Pour étayer son dossier, le CAD a mené une enquête flash dans les 6 principaux lieux de campements en octobre et novembre 2023. Il en est ressorti que 79 % des personnes interrogées déclarent avoir été victimes de violences policières. Plus des trois quarts l’ont été à de multiples reprises.

La nécessité d’accompagner au mieux les personnes exilées victimes de violences policières

Le CAD, un observatoire “inter-organisations” des atteintes aux droits, du non-accueil et des violences policières commises à l’encontre des personnes exilées en “situation de rue à Paris”  voit le jour il y a un an. « On est un collectif de bénévoles qui se sont mis en tête de trouver un moyen de mieux accompagner les personnes qui subissent ses violences, explique Paul Alauzy, coordinateur chez Médecins du monde à Paris. On s’est demandé comment mieux les outiller sur leurs droits et les possibilités d’accompagnement. Comment trouver un médecin, un psy, un avocat. » 

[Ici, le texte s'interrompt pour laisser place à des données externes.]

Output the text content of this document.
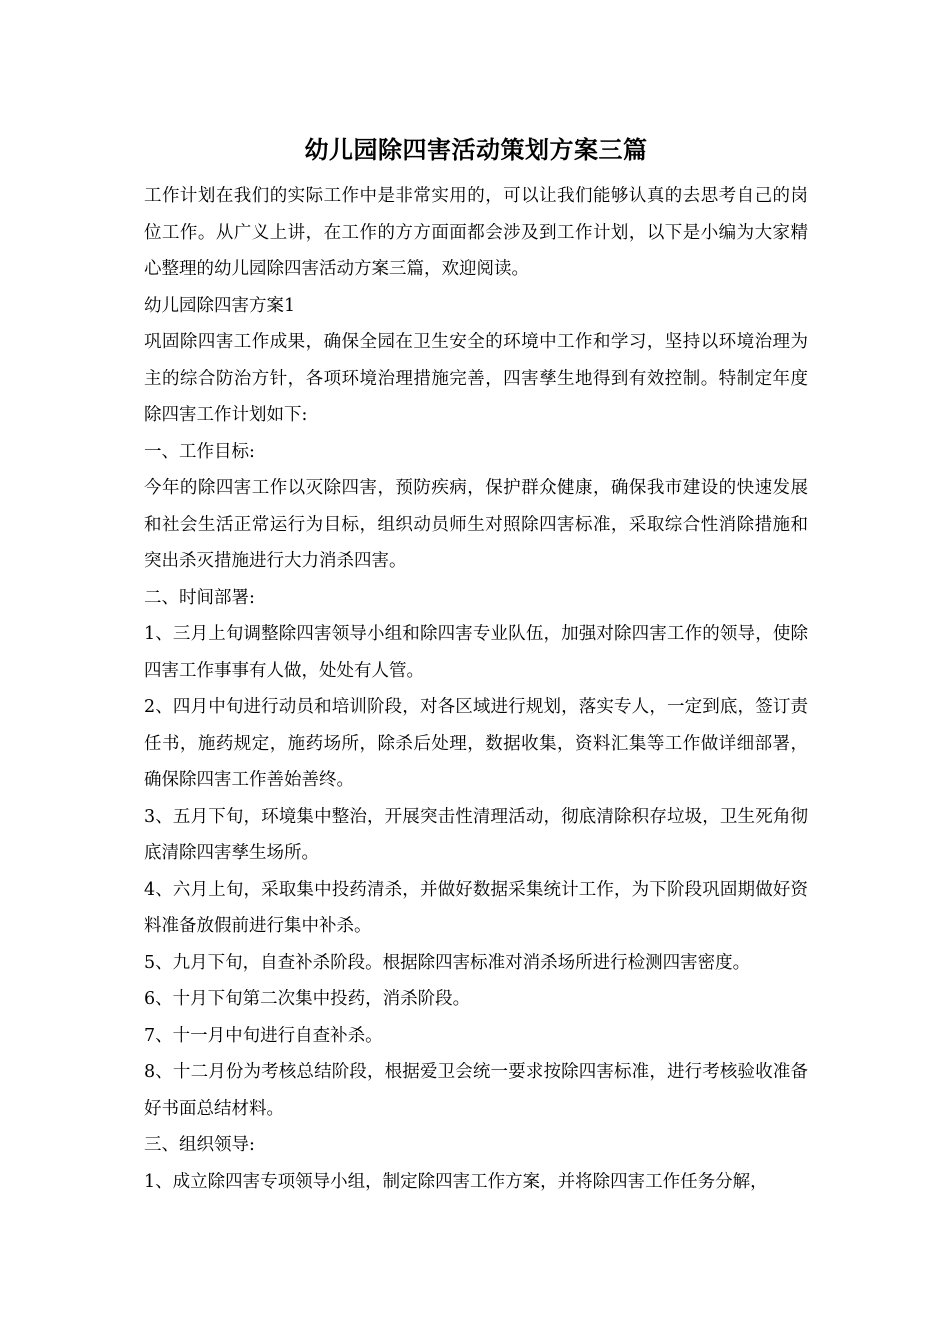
幼儿园除四害活动策划方案三篇

工作计划在我们的实际工作中是非常实用的，可以让我们能够认真的去思考自己的岗位工作。从广义上讲，在工作的方方面面都会涉及到工作计划，以下是小编为大家精心整理的幼儿园除四害活动方案三篇，欢迎阅读。

幼儿园除四害方案1

巩固除四害工作成果，确保全园在卫生安全的环境中工作和学习，坚持以环境治理为主的综合防治方针，各项环境治理措施完善，四害孳生地得到有效控制。特制定年度除四害工作计划如下:

一、工作目标:

今年的除四害工作以灭除四害，预防疾病，保护群众健康，确保我市建设的快速发展和社会生活正常运行为目标，组织动员师生对照除四害标准，采取综合性消除措施和突出杀灭措施进行大力消杀四害。

二、时间部署:

1、三月上旬调整除四害领导小组和除四害专业队伍，加强对除四害工作的领导，使除四害工作事事有人做，处处有人管。

2、四月中旬进行动员和培训阶段，对各区域进行规划，落实专人，一定到底，签订责任书，施药规定，施药场所，除杀后处理，数据收集，资料汇集等工作做详细部署，确保除四害工作善始善终。

3、五月下旬，环境集中整治，开展突击性清理活动，彻底清除积存垃圾，卫生死角彻底清除四害孳生场所。

4、六月上旬，采取集中投药清杀，并做好数据采集统计工作，为下阶段巩固期做好资料准备放假前进行集中补杀。

5、九月下旬，自查补杀阶段。根据除四害标准对消杀场所进行检测四害密度。

6、十月下旬第二次集中投药，消杀阶段。

7、十一月中旬进行自查补杀。

8、十二月份为考核总结阶段，根据爱卫会统一要求按除四害标准，进行考核验收准备好书面总结材料。

三、组织领导:

1、成立除四害专项领导小组，制定除四害工作方案，并将除四害工作任务分解，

Le non-recours des personnes exilées face aux violences policières fait loi. « Ils vont venir à plein de permanences administratives pour dire “ce matin, on nous a arraché nos couvertures, on a déchiré notre tente, on m’a dit “dégage d’en dessous du pont” alors qu’il pleut, mais sans porter plainte », constate Paul.

Il fait référence à ce sujet au travail du Sociologue Didier Fassin concernant les violences policières dans les quartiers populaires dans La force de l’ordre. « Il dit : “L’habitude de l’humiliation crée l’habitus de l’humilité” », cite l’associatif. Pour lui, les mêmes mécanismes sont à l’œuvre ici. « Certain d’entre eux, ces violences, ils les subissent au quotidien et c’est devenu quelque chose de normal, qu’ils ont intégré. Ils ne se disent même plus que c’est quelque chose contre quoi ils peuvent lutter. »

On avait besoin d’objectiver les faits

C’est ce qui a poussé le collectif à créer le CAD, destiné à devenir une base d’archives de toutes ces violences policières et administratives et de s’en servir pour faire du plaidoyer afin de faire évoluer les pratiques. « On avait besoin d’objectiver les faits. Si on ne peut pas avoir de plaintes pour les opposer aux pouvoirs publics, il faut avoir des témoignages, des photos, des vidéos pour prouver le caractère systémique de ces violences », détaille Paul.

Instrument de gouvernance des populations exilées

Le rapport fait surtout état de l’aspect systémique de ces violences, avec en élément central, le bal des évacuations de campements, incessant depuis 2015 et le début de la dite “crise migratoire.” « Au bout de huit ans, on ne peut plus mobiliser ce terme de crise. Alors si les pouvoirs publics continuent à l’utiliser, c’est qu’il a une utilité », observe Camille Gardesse, Sociologue et urbaniste, coautrice du rapport.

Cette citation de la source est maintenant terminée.